An exemption under section 38(1)(b) of FOISA (personal information) applies to some of the information requested because it is personal data of a third party, i.e. names and contact details of individuals, and disclosing it would contravene the data protection principles in Article 5(1) of the General Data Protection Regulation and in section 34(1) of the Data Protection Act 2018. This exemption is not subject to the ‘public interest test’, so we are not required to consider if the public interest in disclosing the information outweighs the public interest in applying the exemption.
Exemptions apply, subject to the public interest test.

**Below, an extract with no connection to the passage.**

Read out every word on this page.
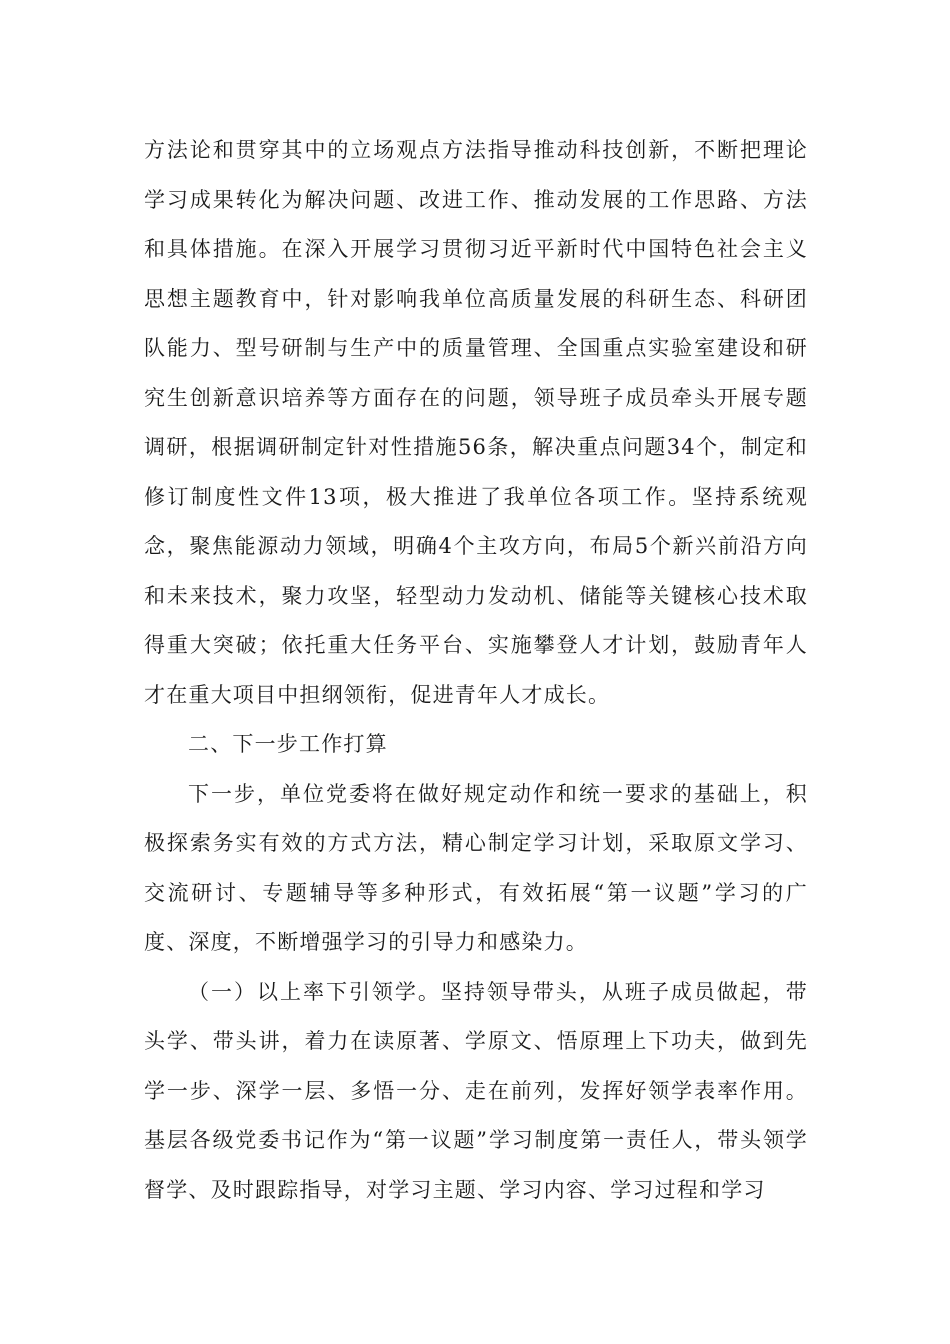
方法论和贯穿其中的立场观点方法指导推动科技创新，不断把理论学习成果转化为解决问题、改进工作、推动发展的工作思路、方法和具体措施。在深入开展学习贯彻习近平新时代中国特色社会主义思想主题教育中，针对影响我单位高质量发展的科研生态、科研团队能力、型号研制与生产中的质量管理、全国重点实验室建设和研究生创新意识培养等方面存在的问题，领导班子成员牵头开展专题调研，根据调研制定针对性措施56条，解决重点问题34个，制定和修订制度性文件13项，极大推进了我单位各项工作。坚持系统观念，聚焦能源动力领域，明确4个主攻方向，布局5个新兴前沿方向和未来技术，聚力攻坚，轻型动力发动机、储能等关键核心技术取得重大突破；依托重大任务平台、实施攀登人才计划，鼓励青年人才在重大项目中担纲领衔，促进青年人才成长。

二、下一步工作打算

下一步，单位党委将在做好规定动作和统一要求的基础上，积极探索务实有效的方式方法，精心制定学习计划，采取原文学习、交流研讨、专题辅导等多种形式，有效拓展“第一议题”学习的广度、深度，不断增强学习的引导力和感染力。

（一）以上率下引领学。坚持领导带头，从班子成员做起，带头学、带头讲，着力在读原著、学原文、悟原理上下功夫，做到先学一步、深学一层、多悟一分、走在前列，发挥好领学表率作用。基层各级党委书记作为“第一议题”学习制度第一责任人，带头领学督学、及时跟踪指导，对学习主题、学习内容、学习过程和学习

An exemption under section 30(b)(i) (free and frank provision of advice) applies to some of the information requested. This exemption applies because disclosure would, or would be likely to, inhibit substantially the free and frank provision of advice. This exemption recognises the need for officials to have a private space within which to provide free and frank advice to Ministers before the Scottish Government reaches a settled public view. Disclosing the content of free and frank advice on the shipbuilding contract for two 100 metre dual fuel ferries with Ferguson Marine Engineering Limited (FMEL) and associated issues will substantially inhibit the provision of such advice in the future.

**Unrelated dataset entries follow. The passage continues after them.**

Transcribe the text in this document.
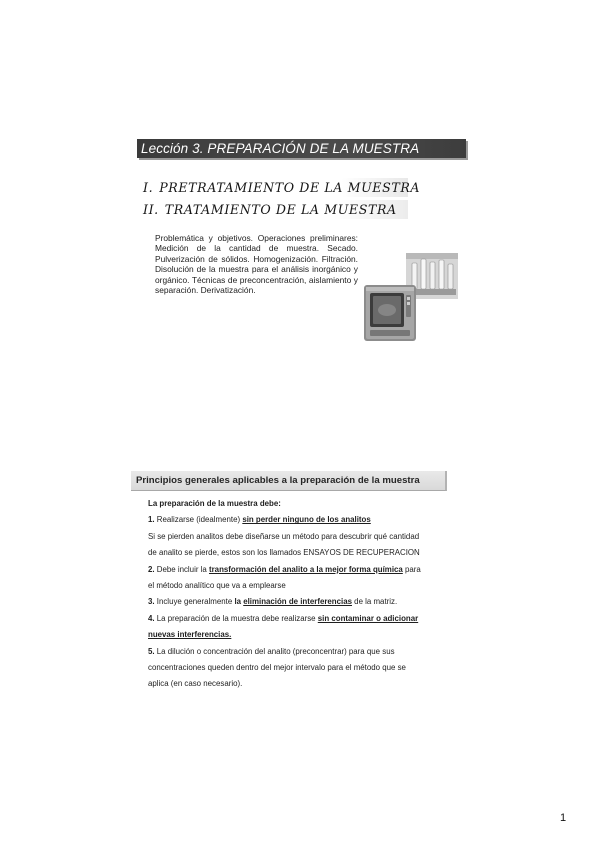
Lección 3. PREPARACIÓN DE LA MUESTRA
I. PRETRATAMIENTO DE LA MUESTRA
II. TRATAMIENTO DE LA MUESTRA
Problemática y objetivos. Operaciones preliminares: Medición de la cantidad de muestra. Secado. Pulverización de sólidos. Homogenización. Filtración. Disolución de la muestra para el análisis inorgánico y orgánico. Técnicas de preconcentración, aislamiento y separación. Derivatización.
Principios generales aplicables a la preparación de la muestra

La preparación de la muestra debe:

1. Realizarse (idealmente) sin perder ninguno de los analitos

Si se pierden analitos debe diseñarse un método para descubrir qué cantidad

de analito se pierde, estos son los llamados ENSAYOS DE RECUPERACION

2. Debe incluir la transformación del analito a la mejor forma química para

el método analítico que va a emplearse

3. Incluye generalmente la eliminación de interferencias de la matriz.

4. La preparación de la muestra debe realizarse sin contaminar o adicionar

nuevas interferencias.

5. La dilución o concentración del analito (preconcentrar) para que sus

concentraciones queden dentro del mejor intervalo para el método que se

aplica (en caso necesario).

1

This exemption is subject to the ‘public interest test’. Therefore, taking account of all the circumstances of this case, we have considered if the public interest in disclosing the information outweighs the public interest in applying the exemptions. We have found that, on balance, the public interest lies in favour of upholding the exemption. We recognise that there is a public interest in disclosing information as part of open, transparent and accountable government, and to inform public debate. However, there is a greater public interest in allowing a private space within which officials can provide full and frank advice to Ministers as part of the process of exploring and refining Government’s policy position on the contract. This private thinking space is essential to enable all options to be properly considered, based on the best available advice, so that good decisions can be taken. Premature disclosure is likely to undermine the full and frank discussion of issues between Ministers and officials, which in turn will undermine the quality of the decision making process, which would not be in the public interest.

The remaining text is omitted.